What's Restraint Got To Do With Effective Leadership?

We've been using the Leadership Effectiveness Analysis (LEA) 360 Survey published by the Management Research Group for over two decades. The LEA 360 measures 22 leader behaviors from the perspective of "self" and "observers" (boss, peers, direct reports).

One of the behaviors in the LEA is called Restraint. Someone who scores high on this scale "maintains a low-key, understated and quiet interpersonal demeanor by working to control emotional expression."

Someone who scores low is likely to "allow their emotions to show; they make little effort to keep their feelings in check."

The good news is that MRG provides potential assets and potential liabilities for both low and high scores on all the behavior scales. The Resource Guide provides this information.

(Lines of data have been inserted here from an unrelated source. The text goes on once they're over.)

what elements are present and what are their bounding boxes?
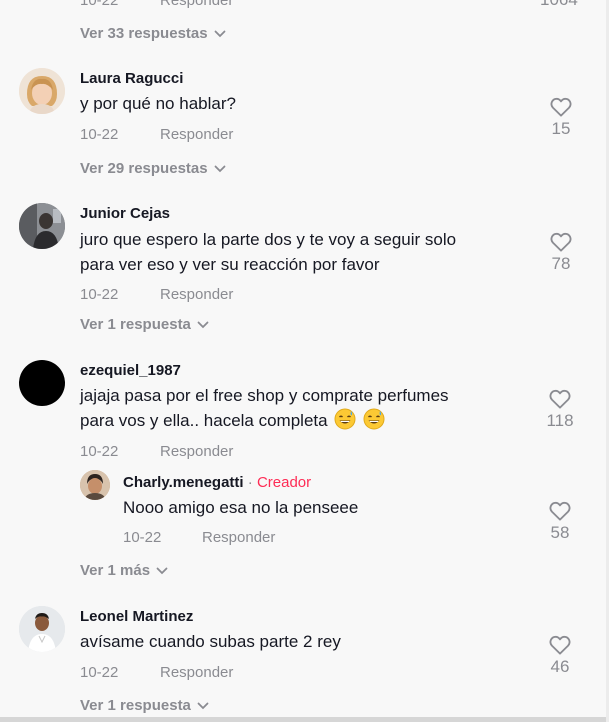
like-button[interactable]: 78 (541, 232, 581, 274)
grinning-sweat-emoji-icon (334, 408, 356, 430)
like-count: 1064 (540, 0, 578, 10)
heart-outline-icon (550, 232, 572, 252)
heart-outline-icon (549, 501, 571, 521)
reply-button[interactable]: Responder (160, 286, 233, 303)
view-replies-label: Ver 33 respuestas (80, 25, 208, 42)
reply-date: 10-22 (123, 529, 162, 546)
comment-username[interactable]: Leonel Martinez (80, 608, 193, 625)
like-count: 46 (550, 657, 570, 676)
reply-button[interactable]: Responder (202, 529, 275, 546)
chevron-down-icon (214, 165, 225, 172)
comment-text: y por qué no hablar? (80, 94, 236, 113)
comment-text-line: juro que espero la parte dos y te voy a … (80, 230, 457, 249)
heart-outline-icon (550, 97, 572, 117)
like-button[interactable]: 58 (540, 501, 580, 543)
comment-date: 10-22 (80, 286, 119, 303)
like-button[interactable]: 118 (540, 389, 580, 431)
like-count: 15 (551, 119, 571, 138)
comment-date: 10-22 (80, 664, 119, 681)
view-replies-button[interactable]: Ver 29 respuestas (80, 160, 226, 177)
comment-text-line: para ver eso y ver su reacción por favor (80, 255, 380, 274)
like-count: 58 (550, 523, 570, 542)
reply-button[interactable]: Responder (160, 126, 233, 143)
like-button[interactable]: 46 (540, 635, 580, 677)
reply-button[interactable]: Responder (160, 0, 233, 9)
avatar[interactable] (19, 360, 65, 406)
comment-date: 10-22 (80, 443, 119, 460)
reply-button[interactable]: Responder (160, 443, 233, 460)
chevron-down-icon (214, 30, 225, 37)
reply-button[interactable]: Responder (160, 664, 233, 681)
heart-outline-icon (549, 635, 571, 655)
like-count: 78 (551, 254, 571, 273)
view-replies-label: Ver 29 respuestas (80, 160, 208, 177)
comment-text-line: jajaja pasa por el free shop y comprate … (80, 386, 449, 405)
view-replies-button[interactable]: Ver 1 respuesta (80, 316, 209, 333)
like-count: 118 (546, 411, 574, 430)
avatar[interactable] (19, 68, 65, 114)
reply-username-line: Charly.menegatti · Creador (123, 474, 311, 491)
view-replies-label: Ver 1 respuesta (80, 697, 191, 714)
view-more-button[interactable]: Ver 1 más (80, 562, 168, 579)
comment-text-line: para vos y ella.. hacela completa (80, 411, 328, 430)
separator-dot: · (247, 474, 253, 491)
chevron-down-icon (156, 567, 168, 574)
reply-username[interactable]: Charly.menegatti (123, 474, 244, 491)
avatar[interactable] (19, 203, 65, 249)
chevron-down-icon (197, 321, 209, 328)
like-button[interactable]: 15 (541, 97, 581, 139)
creator-badge: Creador (256, 474, 312, 491)
comment-text: avísame cuando subas parte 2 rey (80, 632, 341, 651)
view-more-label: Ver 1 más (80, 562, 151, 579)
bottom-divider (0, 717, 609, 722)
heart-outline-icon (549, 389, 571, 409)
comment-username[interactable]: Laura Ragucci (80, 70, 183, 87)
view-replies-label: Ver 1 respuesta (80, 316, 191, 333)
avatar[interactable] (19, 606, 65, 652)
comment-username[interactable]: Junior Cejas (80, 205, 170, 222)
comment-date: 10-22 (80, 0, 119, 9)
grinning-sweat-emoji-icon (363, 408, 385, 430)
avatar[interactable] (80, 470, 110, 500)
comment-username[interactable]: ezequiel_1987 (80, 362, 181, 379)
view-replies-button[interactable]: Ver 1 respuesta (80, 697, 209, 714)
comment-text-line-with-emoji: para vos y ella.. hacela completa (80, 408, 385, 433)
comment-date: 10-22 (80, 126, 119, 143)
reply-text: Nooo amigo esa no la penseee (123, 498, 359, 517)
chevron-down-icon (197, 702, 209, 709)
view-replies-button[interactable]: Ver 33 respuestas (80, 25, 226, 42)
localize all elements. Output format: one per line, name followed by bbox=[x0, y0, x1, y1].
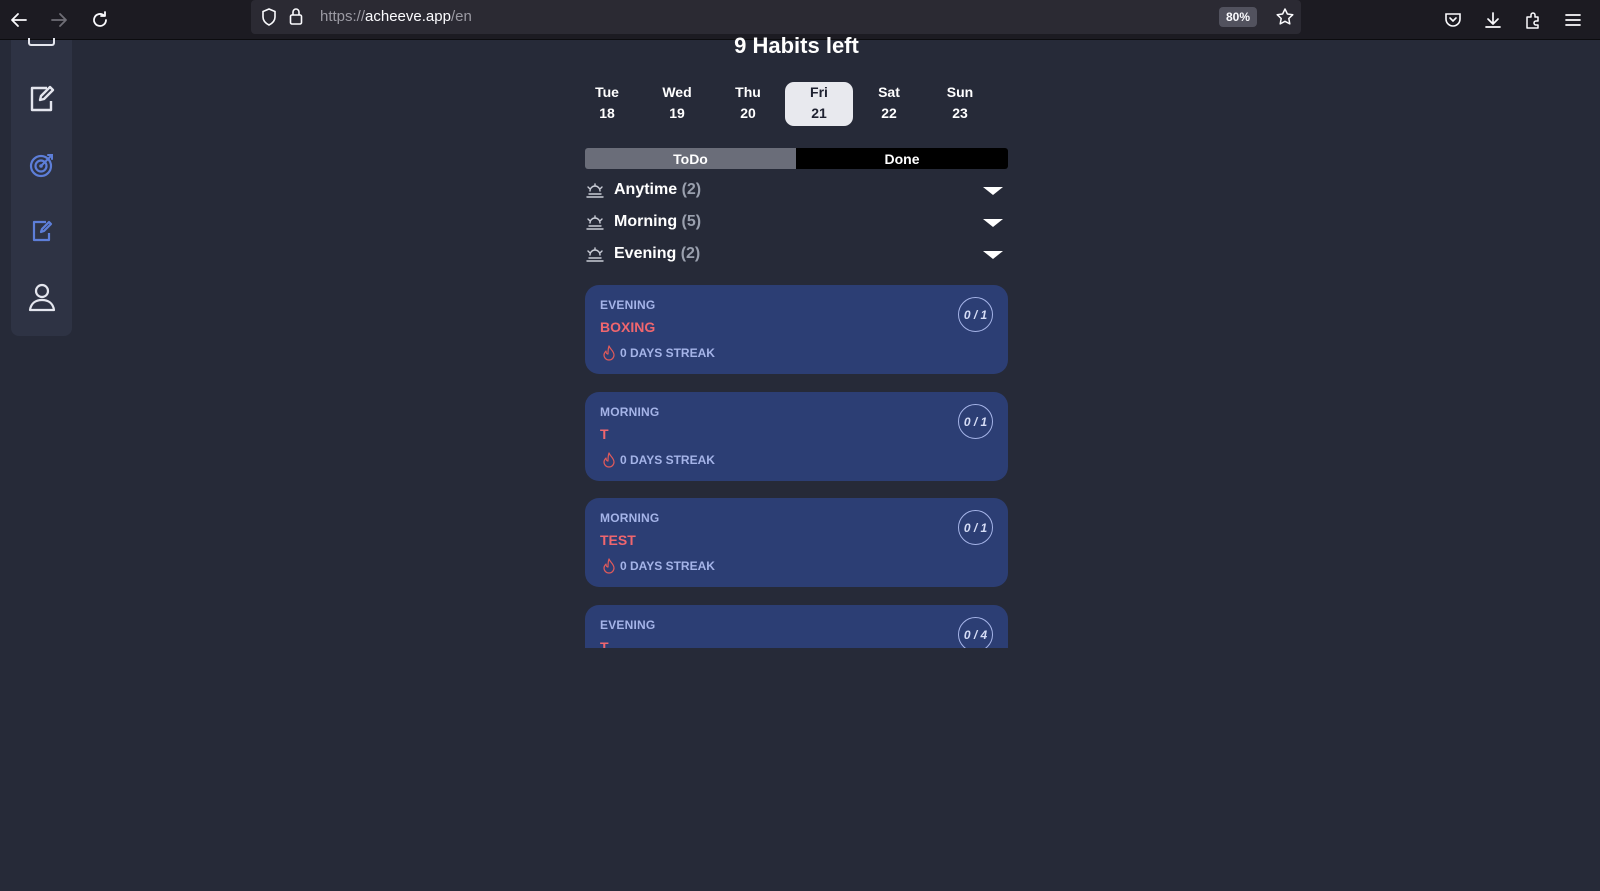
progress-counter[interactable]: 0 / 1 bbox=[958, 297, 993, 332]
sunrise-icon bbox=[586, 215, 604, 230]
pocket-button[interactable] bbox=[1439, 6, 1467, 34]
day-wed[interactable]: Wed 19 bbox=[643, 82, 711, 126]
day-sat[interactable]: Sat 22 bbox=[855, 82, 923, 126]
arrow-left-icon bbox=[11, 13, 27, 27]
page-title: 9 Habits left bbox=[734, 33, 859, 58]
chevron-down-icon bbox=[983, 219, 1003, 227]
flame-icon bbox=[603, 345, 615, 361]
day-thu[interactable]: Thu 20 bbox=[714, 82, 782, 126]
lock-icon bbox=[289, 8, 303, 25]
back-button[interactable] bbox=[5, 6, 33, 34]
sidebar-item-profile[interactable] bbox=[25, 280, 59, 314]
habit-list: EVENING BOXING 0 DAYS STREAK 0 / 1 MORNI… bbox=[585, 285, 1008, 648]
sidebar-item-goals[interactable] bbox=[25, 148, 59, 182]
url-text: https://acheeve.app/en bbox=[320, 8, 472, 25]
sidebar-item-habits[interactable] bbox=[25, 82, 59, 116]
chevron-down-icon bbox=[983, 251, 1003, 259]
progress-counter[interactable]: 0 / 1 bbox=[958, 404, 993, 439]
day-selector: Tue 18 Wed 19 Thu 20 Fri 21 Sat 22 Sun 23 bbox=[573, 82, 996, 126]
streak-info: 0 DAYS STREAK bbox=[602, 344, 715, 362]
address-bar[interactable]: https://acheeve.app/en 80% bbox=[251, 0, 1301, 34]
edit-note-small-icon bbox=[32, 220, 53, 242]
reload-icon bbox=[93, 11, 107, 27]
flame-icon bbox=[603, 558, 615, 574]
chevron-down-icon bbox=[983, 187, 1003, 195]
group-morning[interactable]: Morning (5) bbox=[585, 211, 1008, 235]
habit-card[interactable]: EVENING T 0 / 4 bbox=[585, 605, 1008, 648]
habit-card[interactable]: MORNING T 0 DAYS STREAK 0 / 1 bbox=[585, 392, 1008, 481]
group-evening[interactable]: Evening (2) bbox=[585, 243, 1008, 267]
day-sun[interactable]: Sun 23 bbox=[926, 82, 994, 126]
puzzle-icon bbox=[1526, 12, 1539, 29]
extensions-button[interactable] bbox=[1519, 6, 1547, 34]
sidebar bbox=[11, 38, 72, 336]
arrow-right-icon bbox=[51, 13, 67, 27]
pocket-icon bbox=[1445, 13, 1461, 27]
reload-button[interactable] bbox=[86, 6, 114, 34]
habit-card[interactable]: MORNING TEST 0 DAYS STREAK 0 / 1 bbox=[585, 498, 1008, 587]
streak-info: 0 DAYS STREAK bbox=[602, 451, 715, 469]
edit-note-icon bbox=[30, 85, 55, 112]
group-anytime[interactable]: Anytime (2) bbox=[585, 179, 1008, 203]
sidebar-item-journal[interactable] bbox=[25, 214, 59, 248]
tab-done[interactable]: Done bbox=[796, 148, 1008, 169]
hamburger-menu-icon bbox=[1565, 14, 1581, 26]
day-tue[interactable]: Tue 18 bbox=[573, 82, 641, 126]
progress-counter[interactable]: 0 / 4 bbox=[958, 617, 993, 648]
forward-button[interactable] bbox=[45, 6, 73, 34]
target-icon bbox=[29, 154, 53, 178]
star-icon[interactable] bbox=[1275, 7, 1295, 27]
tab-todo[interactable]: ToDo bbox=[585, 148, 796, 169]
progress-counter[interactable]: 0 / 1 bbox=[958, 510, 993, 545]
shield-icon bbox=[262, 8, 276, 26]
streak-info: 0 DAYS STREAK bbox=[602, 557, 715, 575]
flame-icon bbox=[603, 452, 615, 468]
habit-card[interactable]: EVENING BOXING 0 DAYS STREAK 0 / 1 bbox=[585, 285, 1008, 374]
todo-done-toggle: ToDo Done bbox=[585, 148, 1008, 169]
cut-off-nav-icon[interactable] bbox=[28, 38, 55, 46]
zoom-level[interactable]: 80% bbox=[1219, 7, 1258, 27]
day-fri-selected[interactable]: Fri 21 bbox=[785, 82, 853, 126]
menu-button[interactable] bbox=[1559, 6, 1587, 34]
user-icon bbox=[28, 283, 56, 312]
sunrise-icon bbox=[586, 183, 604, 198]
downloads-button[interactable] bbox=[1479, 6, 1507, 34]
download-icon bbox=[1485, 12, 1501, 28]
sunset-icon bbox=[586, 247, 604, 262]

The Upside and Downside of High and Low Restraint

Leaders who manifest high restraint will often not say what they are thinking if saying it has the potential to offend someone or to initiate conflict. The result is that you might know what the individual is thinking and they will often leave important things unsaid. On the upside, they rarely offend someone with what they say and will tend to "play nice".

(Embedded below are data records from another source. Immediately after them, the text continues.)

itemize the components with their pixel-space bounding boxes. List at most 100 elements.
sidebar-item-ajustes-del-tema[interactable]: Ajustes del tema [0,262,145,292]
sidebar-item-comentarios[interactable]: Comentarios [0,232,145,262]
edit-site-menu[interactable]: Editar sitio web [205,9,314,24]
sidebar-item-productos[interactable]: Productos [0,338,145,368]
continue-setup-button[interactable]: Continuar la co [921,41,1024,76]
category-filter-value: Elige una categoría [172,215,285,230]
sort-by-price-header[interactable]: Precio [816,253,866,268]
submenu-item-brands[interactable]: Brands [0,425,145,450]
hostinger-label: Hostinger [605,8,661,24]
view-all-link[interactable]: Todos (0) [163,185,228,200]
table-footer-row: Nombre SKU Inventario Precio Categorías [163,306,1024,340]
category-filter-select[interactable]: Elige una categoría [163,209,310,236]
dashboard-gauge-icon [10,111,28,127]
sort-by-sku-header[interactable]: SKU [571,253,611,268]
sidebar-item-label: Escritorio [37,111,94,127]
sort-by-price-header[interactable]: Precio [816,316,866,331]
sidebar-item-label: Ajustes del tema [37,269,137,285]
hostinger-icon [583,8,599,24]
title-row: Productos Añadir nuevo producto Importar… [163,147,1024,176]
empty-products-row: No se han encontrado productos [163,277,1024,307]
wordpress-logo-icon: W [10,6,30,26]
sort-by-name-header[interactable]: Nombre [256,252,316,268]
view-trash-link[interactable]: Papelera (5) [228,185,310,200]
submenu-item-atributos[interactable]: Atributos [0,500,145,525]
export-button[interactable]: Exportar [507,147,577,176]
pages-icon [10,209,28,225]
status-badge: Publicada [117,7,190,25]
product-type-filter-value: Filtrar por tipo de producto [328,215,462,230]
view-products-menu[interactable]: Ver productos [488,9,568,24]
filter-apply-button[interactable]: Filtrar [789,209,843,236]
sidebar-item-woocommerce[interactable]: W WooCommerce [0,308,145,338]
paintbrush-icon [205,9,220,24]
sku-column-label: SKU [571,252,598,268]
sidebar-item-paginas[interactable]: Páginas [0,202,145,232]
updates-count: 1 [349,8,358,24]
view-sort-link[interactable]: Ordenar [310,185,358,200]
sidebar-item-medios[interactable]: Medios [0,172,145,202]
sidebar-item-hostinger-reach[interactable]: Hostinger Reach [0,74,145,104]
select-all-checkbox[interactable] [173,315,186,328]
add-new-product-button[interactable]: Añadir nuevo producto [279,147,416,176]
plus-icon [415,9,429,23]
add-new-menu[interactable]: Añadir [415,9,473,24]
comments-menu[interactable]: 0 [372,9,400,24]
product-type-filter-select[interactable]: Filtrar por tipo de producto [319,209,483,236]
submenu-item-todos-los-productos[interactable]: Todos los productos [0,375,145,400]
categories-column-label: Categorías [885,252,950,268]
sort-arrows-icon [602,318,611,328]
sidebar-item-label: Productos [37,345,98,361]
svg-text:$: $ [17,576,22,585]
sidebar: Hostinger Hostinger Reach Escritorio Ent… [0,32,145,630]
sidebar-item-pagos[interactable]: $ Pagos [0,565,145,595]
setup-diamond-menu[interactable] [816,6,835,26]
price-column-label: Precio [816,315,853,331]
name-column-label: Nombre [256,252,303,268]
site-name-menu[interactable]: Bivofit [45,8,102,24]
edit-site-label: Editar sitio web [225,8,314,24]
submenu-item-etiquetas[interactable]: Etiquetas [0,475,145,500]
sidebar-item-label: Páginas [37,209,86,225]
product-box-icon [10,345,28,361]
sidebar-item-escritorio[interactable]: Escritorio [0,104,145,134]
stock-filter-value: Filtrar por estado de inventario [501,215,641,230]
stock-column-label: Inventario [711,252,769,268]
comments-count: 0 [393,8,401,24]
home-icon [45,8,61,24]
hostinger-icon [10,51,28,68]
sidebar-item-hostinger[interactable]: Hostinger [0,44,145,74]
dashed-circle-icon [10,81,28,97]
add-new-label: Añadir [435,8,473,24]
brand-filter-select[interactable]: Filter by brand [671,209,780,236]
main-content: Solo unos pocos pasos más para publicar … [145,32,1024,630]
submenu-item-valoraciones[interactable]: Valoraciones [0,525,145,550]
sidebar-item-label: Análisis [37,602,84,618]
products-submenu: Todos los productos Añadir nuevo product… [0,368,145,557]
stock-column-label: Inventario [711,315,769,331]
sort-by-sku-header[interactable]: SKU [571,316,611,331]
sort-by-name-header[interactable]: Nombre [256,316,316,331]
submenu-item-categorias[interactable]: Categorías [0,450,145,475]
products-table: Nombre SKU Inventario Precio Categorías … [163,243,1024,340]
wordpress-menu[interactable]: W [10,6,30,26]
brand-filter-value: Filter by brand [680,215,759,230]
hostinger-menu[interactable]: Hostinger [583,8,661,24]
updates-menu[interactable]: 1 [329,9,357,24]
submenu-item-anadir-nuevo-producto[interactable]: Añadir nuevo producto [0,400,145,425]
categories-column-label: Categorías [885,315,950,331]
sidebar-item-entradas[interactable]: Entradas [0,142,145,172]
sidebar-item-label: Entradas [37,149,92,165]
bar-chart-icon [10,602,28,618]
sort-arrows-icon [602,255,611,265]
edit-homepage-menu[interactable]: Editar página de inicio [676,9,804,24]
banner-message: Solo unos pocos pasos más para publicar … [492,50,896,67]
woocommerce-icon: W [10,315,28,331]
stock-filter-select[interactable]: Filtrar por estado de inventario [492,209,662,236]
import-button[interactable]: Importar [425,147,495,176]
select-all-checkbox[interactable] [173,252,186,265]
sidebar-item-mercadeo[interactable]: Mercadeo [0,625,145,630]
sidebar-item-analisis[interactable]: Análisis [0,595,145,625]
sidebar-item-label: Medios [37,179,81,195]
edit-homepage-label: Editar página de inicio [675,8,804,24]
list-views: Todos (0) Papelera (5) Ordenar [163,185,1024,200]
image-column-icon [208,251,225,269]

Here's a poster we ran across that might apply to leaders with low restraint.

The upside of a leader with low restraint is that you will almost always know what they are thinking or feeling. The downside is that they may express those thoughts or feelings in a way that impacts a relationship negatively.

So What's the Optimal Behavior?

MRG would likely say, "That depends". They contend that there is no one right way to lead and that effectiveness must be viewed through four filters:

  • The Organization
  • One's Role
  • The Situation
  • The Individual

That being the case, there are situations in which both high and low restraint would be appropriate and most effective.

In the main, however, a moderate degree of restraint seems to be the behavior range that is best for most occasions. This range of behaviors would reinforce the leader's authenticity while displaying diplomacy. We expect moderate restraint to be assertive, but not offensive.

To conclude: there are times when it is best to keep your mouth shut (high restraint) and others in which it may be appropriate to say exactly what you are thinking and feeling (e.g., dealing with a "bully" leader).

Being self-aware and having a range of possibilities available will best serve a leader's effectiveness in the short- and long run.